The full circle of care for street kids and their families

For sponsors of the Street Kids Rescue children it is not just the child who benefits. The sponsorship can radically change the future of a whole family. Many of the street children come from families with many siblings, indeed it is often the parent/guardian’s difficulty providing for many children that lead to the poverty and hunger that force children to seek food from the streets. It is therefore sometimes difficult for sponsors to know the complexities of supporting a street child through to sustainable independent living in the context of the child’s wider family.

Greeting parents at the Street Kids Rescue project in Kamenge, Bujumbura

Most sponsors are understandably focussed on the child him/herself but the teams in Rwanda/ DRC/ South Sudan/ Burundi are constantly working with the wider family. This can include:

  • tracing relatives
  • working with guardians/parents who have had life controlling issues like alcohol problems
  • developing plans for reintegration
  • monitoring of reintegrated children with visitation and contact
  • sorting out issues like food support or rent support for the parental-guardian-host family which can include sensitive issues like ensuring other siblings are not going hungry while the sponsored child eats
  • developing income generation activities for the parent-guardian to enable them to build an income base for future care of the child/family
  • organising schooling or skills training for a child if the parent-guardian lives away from the immediate project area (many street children in Kigali have migrated to the city and their families live far away)
  • working round critical issues where one or both parents is sick or disabled or in prison
  • helping change the mindset of parent-guardians who have lived all their lives with no hope or expectations of change

and much, much more … 

It's not only the children, but also their parents and families, whose lives have been transformed through the SKR project in Burundi
Meeting with the children and their families on a recent visit to the Nyabunyegeri SKR project
Comfort Congo staff Bedadi meeting with parents of children on the SKR project in Goma, DRC

A recent example of the decision making challenges facing the team has been their work with Ndayishimye Claude (name changed but situation factual). His parents are both physically disabled. They live in a village far from Kigali. Their poverty, the lack of food at home, and the absence of school fees for Claude to go to school led him to the streets of Kigali and eventually he finished up sleeping in the mosquito infested swamp at Nyabisindu drinking beer to numb the hopelessness and stealing food to survive. By the age of 13 Claude had already had two stints of 7 months and 3 months in jail.  But after alleviating Claude’s own situation the Comfort Rwanda team have turned their attention to supporting reintegration with the parents and Claude’s two siblings. Support for the family has been crucial, including stabilising their accommodation – without stable accommodation Claude could not return home and his mother says  ‘I and my husband have serious physical problems and we would be on street if the project was not covering our house rent.’ Claude himself has been given support from the project for hairdressing.

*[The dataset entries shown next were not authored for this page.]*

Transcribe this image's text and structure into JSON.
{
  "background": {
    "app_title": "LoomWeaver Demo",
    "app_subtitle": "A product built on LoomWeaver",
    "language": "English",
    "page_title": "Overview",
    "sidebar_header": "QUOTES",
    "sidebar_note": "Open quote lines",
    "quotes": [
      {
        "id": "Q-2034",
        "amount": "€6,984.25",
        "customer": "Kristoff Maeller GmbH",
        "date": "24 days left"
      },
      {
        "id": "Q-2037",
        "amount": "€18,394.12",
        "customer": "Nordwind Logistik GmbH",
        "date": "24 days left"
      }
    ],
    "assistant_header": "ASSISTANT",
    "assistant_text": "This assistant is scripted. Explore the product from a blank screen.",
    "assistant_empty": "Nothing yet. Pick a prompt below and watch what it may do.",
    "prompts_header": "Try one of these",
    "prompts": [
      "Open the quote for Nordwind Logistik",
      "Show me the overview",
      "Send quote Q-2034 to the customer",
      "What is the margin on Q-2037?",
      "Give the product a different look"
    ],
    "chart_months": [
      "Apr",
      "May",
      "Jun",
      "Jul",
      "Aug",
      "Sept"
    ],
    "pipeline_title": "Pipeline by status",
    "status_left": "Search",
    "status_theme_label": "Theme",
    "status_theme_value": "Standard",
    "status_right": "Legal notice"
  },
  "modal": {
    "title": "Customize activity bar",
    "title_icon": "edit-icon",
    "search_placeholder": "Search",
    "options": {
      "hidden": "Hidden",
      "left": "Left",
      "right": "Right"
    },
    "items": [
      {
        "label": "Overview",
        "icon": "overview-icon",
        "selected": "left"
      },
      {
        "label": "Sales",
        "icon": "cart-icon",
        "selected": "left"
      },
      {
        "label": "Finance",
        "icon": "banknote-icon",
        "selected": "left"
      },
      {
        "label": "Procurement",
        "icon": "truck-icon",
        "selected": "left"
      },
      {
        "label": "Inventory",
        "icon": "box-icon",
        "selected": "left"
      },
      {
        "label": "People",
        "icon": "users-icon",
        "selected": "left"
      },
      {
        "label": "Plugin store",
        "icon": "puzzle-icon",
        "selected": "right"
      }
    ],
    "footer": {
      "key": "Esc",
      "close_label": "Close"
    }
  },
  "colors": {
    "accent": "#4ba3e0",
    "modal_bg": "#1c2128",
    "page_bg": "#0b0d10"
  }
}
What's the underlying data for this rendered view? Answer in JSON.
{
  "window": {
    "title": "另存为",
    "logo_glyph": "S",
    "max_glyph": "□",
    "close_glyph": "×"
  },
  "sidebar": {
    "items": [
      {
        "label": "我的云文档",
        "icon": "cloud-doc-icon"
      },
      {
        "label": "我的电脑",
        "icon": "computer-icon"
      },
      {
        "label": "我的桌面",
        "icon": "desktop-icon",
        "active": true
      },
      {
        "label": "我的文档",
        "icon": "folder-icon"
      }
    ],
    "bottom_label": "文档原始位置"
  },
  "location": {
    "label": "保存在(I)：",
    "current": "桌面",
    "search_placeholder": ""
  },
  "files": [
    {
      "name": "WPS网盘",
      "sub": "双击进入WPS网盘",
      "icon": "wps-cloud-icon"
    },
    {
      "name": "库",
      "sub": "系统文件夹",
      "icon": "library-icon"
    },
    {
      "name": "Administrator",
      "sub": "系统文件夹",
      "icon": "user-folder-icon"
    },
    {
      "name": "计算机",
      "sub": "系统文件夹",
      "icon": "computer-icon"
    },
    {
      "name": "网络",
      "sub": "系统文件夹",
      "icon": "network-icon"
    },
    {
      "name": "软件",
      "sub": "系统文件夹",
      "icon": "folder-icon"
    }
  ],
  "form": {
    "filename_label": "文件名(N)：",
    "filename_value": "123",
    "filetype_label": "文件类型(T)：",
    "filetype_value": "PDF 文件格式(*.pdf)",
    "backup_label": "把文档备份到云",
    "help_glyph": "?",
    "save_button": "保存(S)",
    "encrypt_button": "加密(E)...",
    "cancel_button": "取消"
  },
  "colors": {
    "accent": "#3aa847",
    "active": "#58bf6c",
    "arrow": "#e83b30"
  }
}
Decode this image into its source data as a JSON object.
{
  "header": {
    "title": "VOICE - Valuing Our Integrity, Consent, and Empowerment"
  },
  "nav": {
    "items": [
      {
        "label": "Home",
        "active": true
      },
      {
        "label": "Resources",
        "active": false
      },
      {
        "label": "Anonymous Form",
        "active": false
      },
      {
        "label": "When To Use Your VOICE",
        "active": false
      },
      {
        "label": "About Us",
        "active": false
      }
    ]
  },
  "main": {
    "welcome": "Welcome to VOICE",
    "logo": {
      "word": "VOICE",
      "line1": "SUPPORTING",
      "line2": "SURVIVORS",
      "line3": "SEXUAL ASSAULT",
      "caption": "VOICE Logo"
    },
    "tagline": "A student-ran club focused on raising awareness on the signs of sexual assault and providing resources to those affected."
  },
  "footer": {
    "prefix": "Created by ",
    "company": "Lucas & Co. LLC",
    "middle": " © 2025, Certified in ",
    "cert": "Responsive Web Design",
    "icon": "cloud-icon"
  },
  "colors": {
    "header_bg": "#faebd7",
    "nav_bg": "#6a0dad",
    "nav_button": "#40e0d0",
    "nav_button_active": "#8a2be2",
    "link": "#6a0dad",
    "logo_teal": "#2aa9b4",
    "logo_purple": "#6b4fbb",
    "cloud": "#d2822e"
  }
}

So supporting the parents and siblings as well as helping develop business training/business grants/skills training etc. are all part of what it means to help the child. It is a huge and often unnoticed part of our partners’ work to give time to this and a big investment of resources. But it is crucial to setting the context for the future success of the child’s move into sustainable independent living. So well done to all the teams in each of the countries for working so hard towards a total answer for the challenges of street living. Comfort International will always seek to work towards sustainable living solutions for the most vulnerable in society, for all of the children on the projects and indeed, for their families.